In mounting rage, livid with some new force, he thrusts the curved dagger through the bag and begins to attack her. He does this relentlessly.
Let the agents react as they wish. Presumably they will try to protect her and stop Ramos in his newfound, brutal state. If not, Patrick will manage at least in some regard, as well as other security personnel.
Play out the battle against a well-skilled if ordinary and somewhat over-the-hill security officer. He will parry, deflect, try to avoid resistance in his determination to hack Anne Patrick to pieces. He can be grappled, disarmed, detained, shot, killed, to no avail.

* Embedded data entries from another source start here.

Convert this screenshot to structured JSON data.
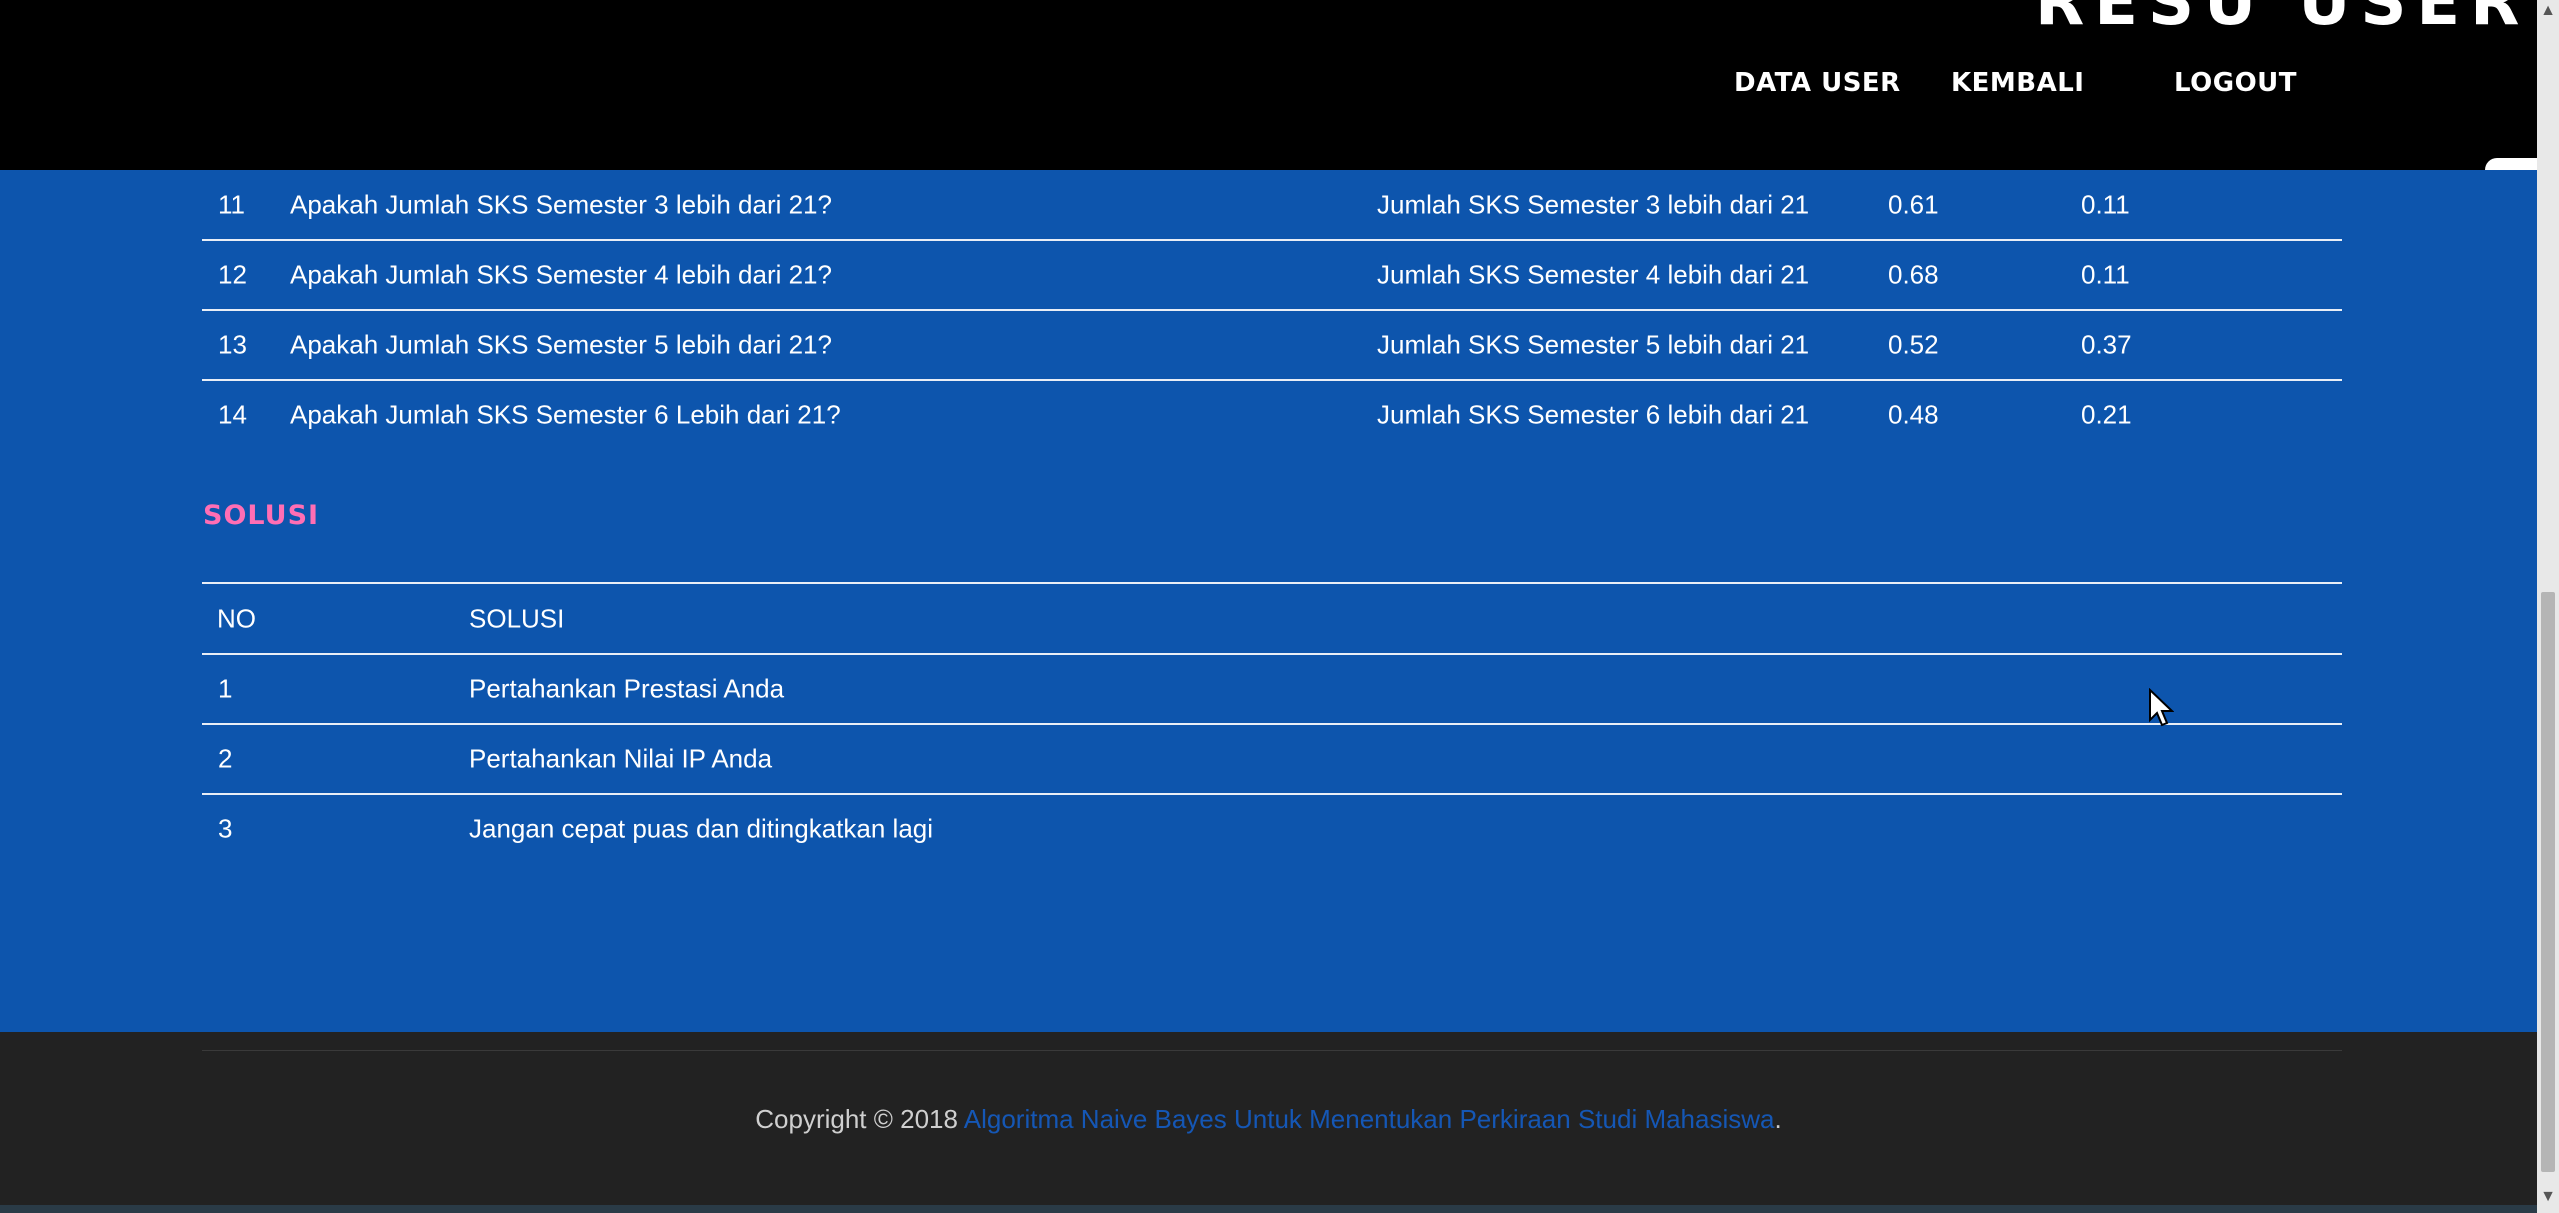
{
  "navbar": {
    "brand_fragment": "RESU  USER",
    "links": [
      "DATA USER",
      "KEMBALI",
      "LOGOUT"
    ]
  },
  "questions": [
    {
      "no": "11",
      "question": "Apakah Jumlah SKS Semester 3 lebih dari 21?",
      "gejala": "Jumlah SKS Semester 3 lebih dari 21",
      "val1": "0.61",
      "val2": "0.11"
    },
    {
      "no": "12",
      "question": "Apakah Jumlah SKS Semester 4 lebih dari 21?",
      "gejala": "Jumlah SKS Semester 4 lebih dari 21",
      "val1": "0.68",
      "val2": "0.11"
    },
    {
      "no": "13",
      "question": "Apakah Jumlah SKS Semester 5 lebih dari 21?",
      "gejala": "Jumlah SKS Semester 5 lebih dari 21",
      "val1": "0.52",
      "val2": "0.37"
    },
    {
      "no": "14",
      "question": "Apakah Jumlah SKS Semester 6 Lebih dari 21?",
      "gejala": "Jumlah SKS Semester 6 lebih dari 21",
      "val1": "0.48",
      "val2": "0.21"
    }
  ],
  "solusi": {
    "title": "SOLUSI",
    "headers": {
      "no": "NO",
      "solusi": "SOLUSI"
    },
    "rows": [
      {
        "no": "1",
        "text": "Pertahankan Prestasi Anda"
      },
      {
        "no": "2",
        "text": "Pertahankan Nilai IP Anda"
      },
      {
        "no": "3",
        "text": "Jangan cepat puas dan ditingkatkan lagi"
      }
    ]
  },
  "footer": {
    "copyright": "Copyright © 2018 ",
    "link_text": "Algoritma Naive Bayes Untuk Menentukan Perkiraan Studi Mahasiswa",
    "end": "."
  },
  "colors": {
    "page_bg": "#0d55ad",
    "navbar_bg": "#000000",
    "section_title": "#ff6eb4",
    "footer_bg": "#222222",
    "footer_link": "#1557b5"
  }
}
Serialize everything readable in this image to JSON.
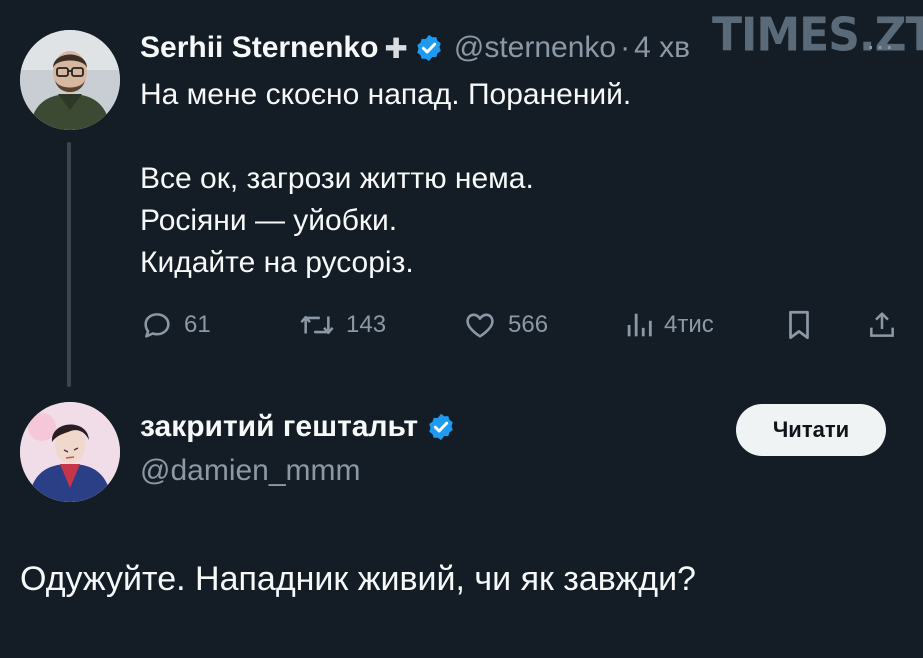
{
  "watermark": "TIMES.ZT",
  "tweet1": {
    "author_name": "Serhii Sternenko",
    "badge_icon": "plus-icon",
    "verified_icon": "verified-badge-icon",
    "handle": "@sternenko",
    "separator": "·",
    "time": "4 хв",
    "more_icon": "more-icon",
    "lines": [
      "На мене скоєно напад. Поранений.",
      "Все ок, загрози життю нема.",
      "Росіяни — уйобки.",
      "Кидайте на русоріз."
    ],
    "actions": {
      "reply_count": "61",
      "retweet_count": "143",
      "like_count": "566",
      "views_count": "4тис"
    }
  },
  "tweet2": {
    "author_name": "закритий гештальт",
    "verified_icon": "verified-badge-icon",
    "handle": "@damien_mmm",
    "follow_label": "Читати",
    "text": "Одужуйте. Нападник живий, чи як завжди?"
  },
  "colors": {
    "background": "#141d26",
    "text": "#f7f9f9",
    "muted": "#8b98a5",
    "verified": "#1d9bf0"
  }
}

Anne Patrick is doomed. Play out combat until a point in which he is stopped (killed, halted). Then, there is a tangible waver in the air as things re-set around them to moments just before the success; the action is now a failure, a fatal gunshot now lodged just below the organs and what not.
Play this as you wish, with the aim of time reverting to keep giving Ramos more chances. If he ‘misses’ a certain stage of progress in his dismembering goals, then time gives him another chance. This should be disorienting and fearsome to the agents.
As Ramos continues to succeed in severing a new part of Patrick’s body off, they vanish, only to appear in one of the empty evidence bins. Once everything is savagely and awfully broken free from her torso and tucks into place in the bin, the curved dagger disappears from his hand and appears on top of her neatly tucked body.
Throughout the fight, there seems to be streaks or blurriness in their surroundings and distress to nearby objects. This isn’t overt so much as vaguely material, as if one of the card tables is losing molecules or molecular structure, for example, or a shelf nearby collapses.
In the middle of the fight, the tail end of the nearby plane, equivalent to where the lavatory and rear seats are, starts to show similar temporal-structural stress, with pieces tumbling off. If appropriately dramatic, the entire tail end can crash to the ground. Or, the structural integrity may be clearly compromised and any movement upstairs will crack it.
Use SAN costs throughout for gore, death, and helplessness.
Duty done, whatever possessed Ramos dissipates. He can then be killed. If not, he is suffering a clear break with sanity and cannot explain what he did.
Aftermath
The dagger is clearly very dangerous. If the agents take possession or allow someone to handle it for very long, the event will happen again. The thing feeds on enmity and dislike, will find a familiar, nearby location for its victim, and engage the wielder to carve them up. The energy then passes out of them, unless they keep possession.
If the agents are sloppy, this may lead to more deaths. To stop the carnage, the dagger must be locked or encased away from the person who last held it and that person removed a good distance away, perhaps forever.
Intrepid agents may realize there is a history to Annette Summers and the dagger. Any check with her boyfriend will reveal no knowledge of this whatsoever: only that she was visiting her mother after her refusal to marry him. Any other check into her relationship with St Louis will reveal that her parents, Ron and Margaret Summers, live there.
Their house reveals a landing at the top of the stairs as distressed as the plane fuselage; too much weight will fall through. This is where Annette attacked her mother, whose body parts are nestled inside a large nearby sewing basket.
Ron’s body is contained in his tool cabinet in the garage, where Margaret killed him. The car and workbench signal the same temporal distress as other areas. If you’d like, evidence of local murders tied to him can emerge: he found the blade, which forced him to kill business associates and the like. His wife, discovering the fact, was overcome and then killed him. Then, the daughter discovered her mother, killed her and then, overwhelmed, herself on the plane home
There is no discoverable reason for what the dagger is, its origins, or even its name. This is just what it does.